Researchers and physicians are always puzzled as to why most people avoid using medication as a way of controlling or preventing heart disease. In the US, heart disease is the top killer among adults and according to Centers for Disease Control and Prevention, 600 000 people succumbed to the disease in 2012.

Even though most people would opt to ward the disease by taking a daily pill, 30 percent of survey participants regarded this as diminishing the quality of life leading them not to take the medication. And over the course of the year, data showed that most of them end up not taking drugs for preventing heart disease altogether.

Years of life vs. quality of life

When conducting the research, 1000 people aged above 30 were surveyed where they were asked questions on the internet to ascertain their preferences in regarding to use a daily pill hypothetically as a way of preventing cardiovascular disease.

  • 70 percent of the participants were not willing to trade off their years of life.
  • Some were ready to avoid pills and trade a couple of weeks in their lifespan
  • More than 10 percent were willing to avoid using pills and trade one or two years of their life.
  • Patients were ready to pay $1445 on average and avoid the daily pills

Taking the pills on a daily basis to prevent cardiovascular ailment comes with an effect on the quality of life. Everyone has his or her preferences when it comes to the things they find most valuable in life.
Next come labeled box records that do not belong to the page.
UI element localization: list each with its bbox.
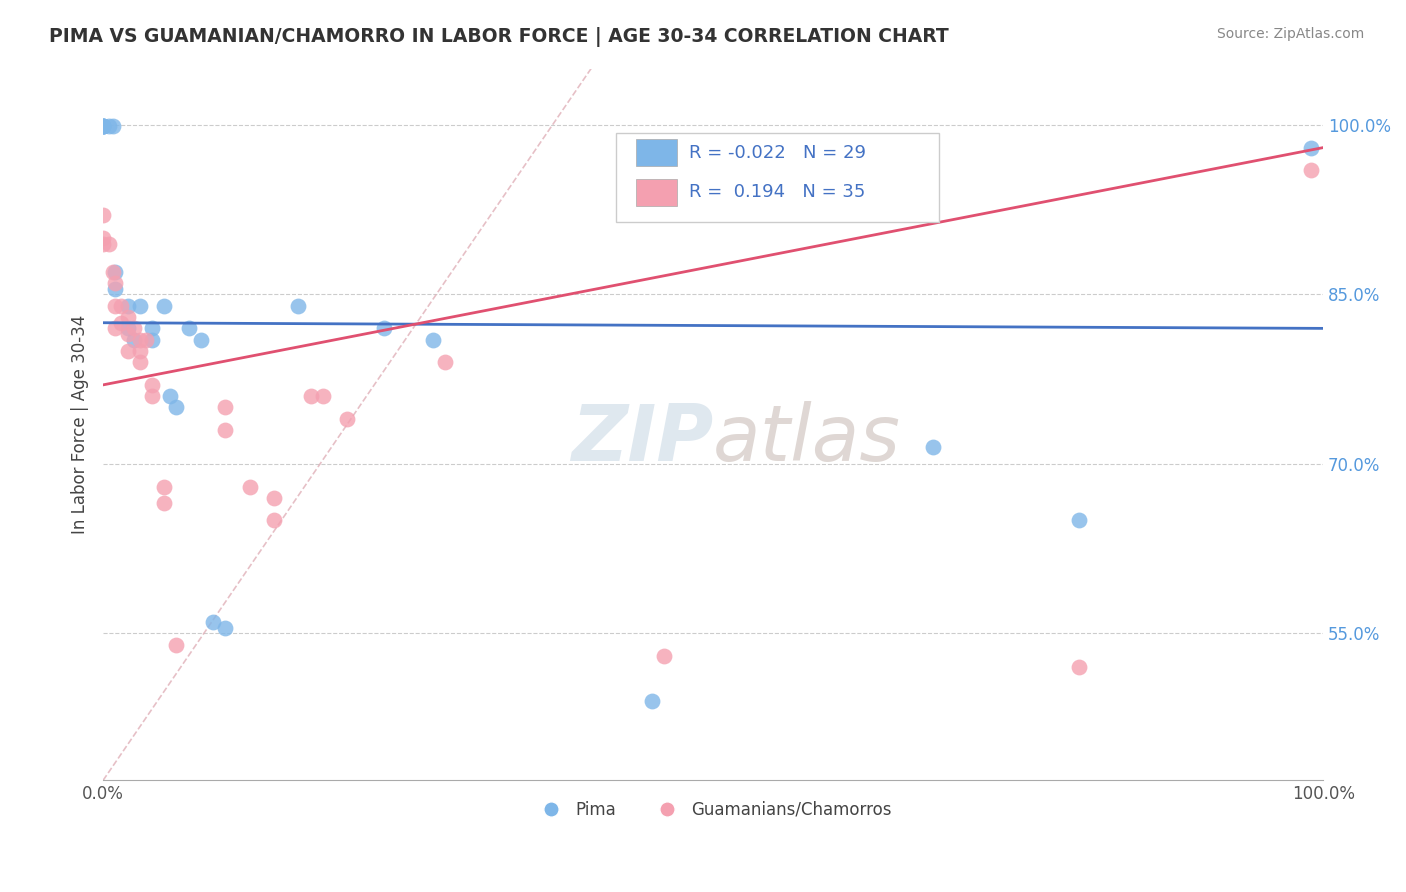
- Point: [91, 208, 114, 222]
- Point: [201, 615, 224, 629]
- Point: [104, 276, 127, 290]
- Legend: Pima, Guamanians/Chamorros: Pima, Guamanians/Chamorros: [527, 794, 898, 825]
- Text: PIMA VS GUAMANIAN/CHAMORRO IN LABOR FORCE | AGE 30-34 CORRELATION CHART: PIMA VS GUAMANIAN/CHAMORRO IN LABOR FORC…: [49, 27, 949, 46]
- Point: [141, 321, 163, 335]
- Point: [117, 326, 139, 341]
- Point: [141, 377, 163, 392]
- Point: [117, 310, 139, 324]
- Point: [141, 333, 163, 347]
- Point: [122, 333, 145, 347]
- Text: Source: ZipAtlas.com: Source: ZipAtlas.com: [1216, 27, 1364, 41]
- FancyBboxPatch shape: [616, 133, 939, 221]
- Point: [91, 119, 114, 133]
- Point: [91, 236, 114, 251]
- Point: [263, 513, 285, 527]
- FancyBboxPatch shape: [637, 139, 676, 166]
- Point: [128, 355, 150, 369]
- Point: [165, 401, 187, 415]
- Point: [141, 389, 163, 403]
- Point: [641, 694, 664, 708]
- Point: [104, 321, 127, 335]
- Point: [153, 479, 176, 493]
- Point: [117, 343, 139, 358]
- Point: [110, 299, 132, 313]
- Point: [117, 321, 139, 335]
- Point: [91, 231, 114, 245]
- Point: [110, 316, 132, 330]
- Point: [117, 299, 139, 313]
- Point: [101, 119, 124, 133]
- Point: [336, 411, 359, 425]
- Point: [238, 479, 260, 493]
- FancyBboxPatch shape: [637, 178, 676, 206]
- Point: [128, 343, 150, 358]
- Point: [373, 321, 395, 335]
- Point: [214, 621, 236, 635]
- Point: [104, 265, 127, 279]
- Point: [652, 648, 675, 663]
- Point: [98, 236, 121, 251]
- Point: [101, 265, 124, 279]
- Point: [299, 389, 322, 403]
- Text: ZIP: ZIP: [571, 401, 713, 476]
- Point: [263, 491, 285, 505]
- Point: [1299, 140, 1322, 154]
- Point: [433, 355, 456, 369]
- Point: [104, 282, 127, 296]
- Text: atlas: atlas: [713, 401, 901, 476]
- Point: [159, 389, 181, 403]
- Point: [104, 299, 127, 313]
- Point: [122, 321, 145, 335]
- Point: [128, 333, 150, 347]
- Point: [1069, 513, 1091, 527]
- Point: [91, 119, 114, 133]
- Point: [128, 299, 150, 313]
- Point: [91, 119, 114, 133]
- Point: [287, 299, 309, 313]
- Point: [153, 496, 176, 510]
- Point: [422, 333, 444, 347]
- Point: [98, 119, 121, 133]
- Text: R =  0.194   N = 35: R = 0.194 N = 35: [689, 184, 865, 202]
- Point: [190, 333, 212, 347]
- Point: [214, 401, 236, 415]
- Y-axis label: In Labor Force | Age 30-34: In Labor Force | Age 30-34: [72, 315, 89, 534]
- Point: [921, 440, 943, 454]
- Point: [312, 389, 335, 403]
- Point: [165, 638, 187, 652]
- Text: R = -0.022   N = 29: R = -0.022 N = 29: [689, 144, 866, 161]
- Point: [91, 119, 114, 133]
- Point: [135, 333, 157, 347]
- Point: [91, 119, 114, 133]
- Point: [1069, 660, 1091, 674]
- Point: [1299, 163, 1322, 178]
- Point: [177, 321, 200, 335]
- Point: [153, 299, 176, 313]
- Point: [214, 423, 236, 437]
Any physician must understand that putting a person on medication regardless of how harmless it appears should be a mutual decision made between the provider and the patient. Even though the research came with an assurance that most people will still take pills, it also revealed that there are a lot of unknown things when it comes to heart disease prevention.

Treating heart disease symptoms with medications

Pills availed for prevention of heart disease usually aims at controlling high cholesterol or blood pressure. However, since this doesn’t come with any obvious symptoms, the patients are usually advised to include a daily routine which doesn’t come with an immediate, clear benefit. The patients must perfectly understand why taking the medication is of great importance. Still, the researchers didn’t understand why patients would opt not to use the daily pills. In their report, the researchers noted the need to for the policymakers to address various issues like the costs of the drugs, difficulties of getting the prescription refilled by a physician or going to the pharmacy and picking the medication. More research actually needs to be done in this area in order to understand the best ways of fighting heart disease.